What do we do when something gets so close to us that it hurts? We either fight it or we put it away. Either we fight it or we run. If somebody jumps out at me, I’m either going to run or I’m going to fight. I wasn’t equipped to fight, and so I ran. The way we run is by putting up barriers. My barrier was, well, boy, that really hurt; that was a living baby; now this abortion thing, I’ve got to deal with that somehow; I’m going to just have to decide something for myself here. This is not good. So I made a startling decision. I decided that, for me, life began when a baby could survive outside the uterus, and if I was involved in something like that, that would be an abortion. That was a nice smokescreen, wasn’t it? That meant that when I did the suction abortions I wasn’t killing anything. That meant that when I helped out on a saline abortion, and they said, do you want to do one? Sure, I’d like to try and see how the needle works and see how it goes. I wasn’t doing an abortion. That meant that the hysterectomy that I helped on was not an abortion because the baby couldn’t have survived outside. After all, it sat in the dish and died. So, for me, life began after 28 weeks and I continued doing abortions.

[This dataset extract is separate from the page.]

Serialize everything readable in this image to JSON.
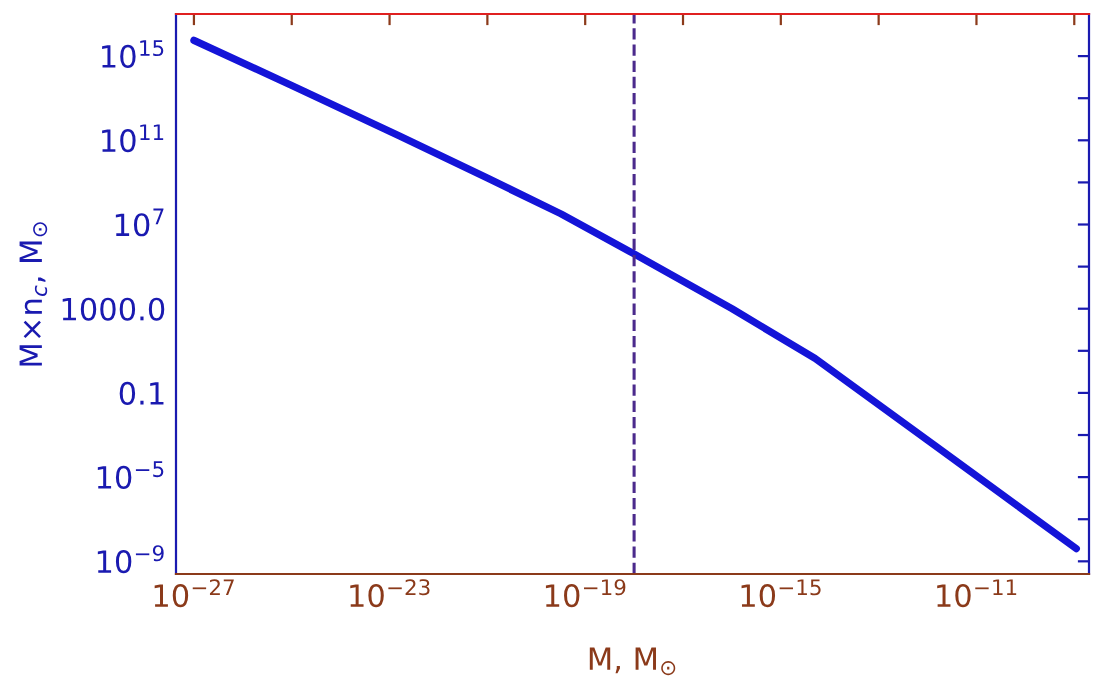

Over time, however, seeing younger and younger babies being treated and surviving challenged his rationalizations.

Then I saw more babies being born earlier and, you know, with our neonatal intensive care units and all of our modern technology. Back in 1973, we couldn’t do a whole lot other than on an anecdotal basis with babies that were even 28 weeks. But as technology increased, suddenly they were having luck with babies that were 28 weeks old, and then 27 weeks, and then 26 weeks. So I began to drop my smokescreen and I said, well, abortion then is after 27 weeks. Well, no, it’s after 26 weeks. Well, maybe it’s 24 weeks. Then I got to thinking maybe it’s 20 weeks. All I was doing was avoiding the problem.

The next smokescreen was, well, it’s really a baby when it’s all formed, so after 12 weeks it’s a baby so the first trimester abortions aren’t really abortions, and I can handle that. So I lived like that for a while.

I have big feet; I wear a size 14 shoe. All these different shoes I was trying on seemed big enough in the beginning, you know, but they were getting small real fast and they weren’t fitting. The next thing I knew I kept dropping my smokescreen back to where life occurred earlier and earlier.

Ending abortion practice

Dr. Brewer continued performing first-trimester abortions, later working in a military hospital. Then he met a young woman who introduced him to Christianity. This awakened his conscience further, and all of the negative experiences he had had began to coalesce into a growing realization that all abortion, regardless of when a pregnancy into place, was morally wrong. His career as an abortionist ended when a woman came in for an abortion and he found himself unable to perform the operation. He sent her home and never performed an abortion again.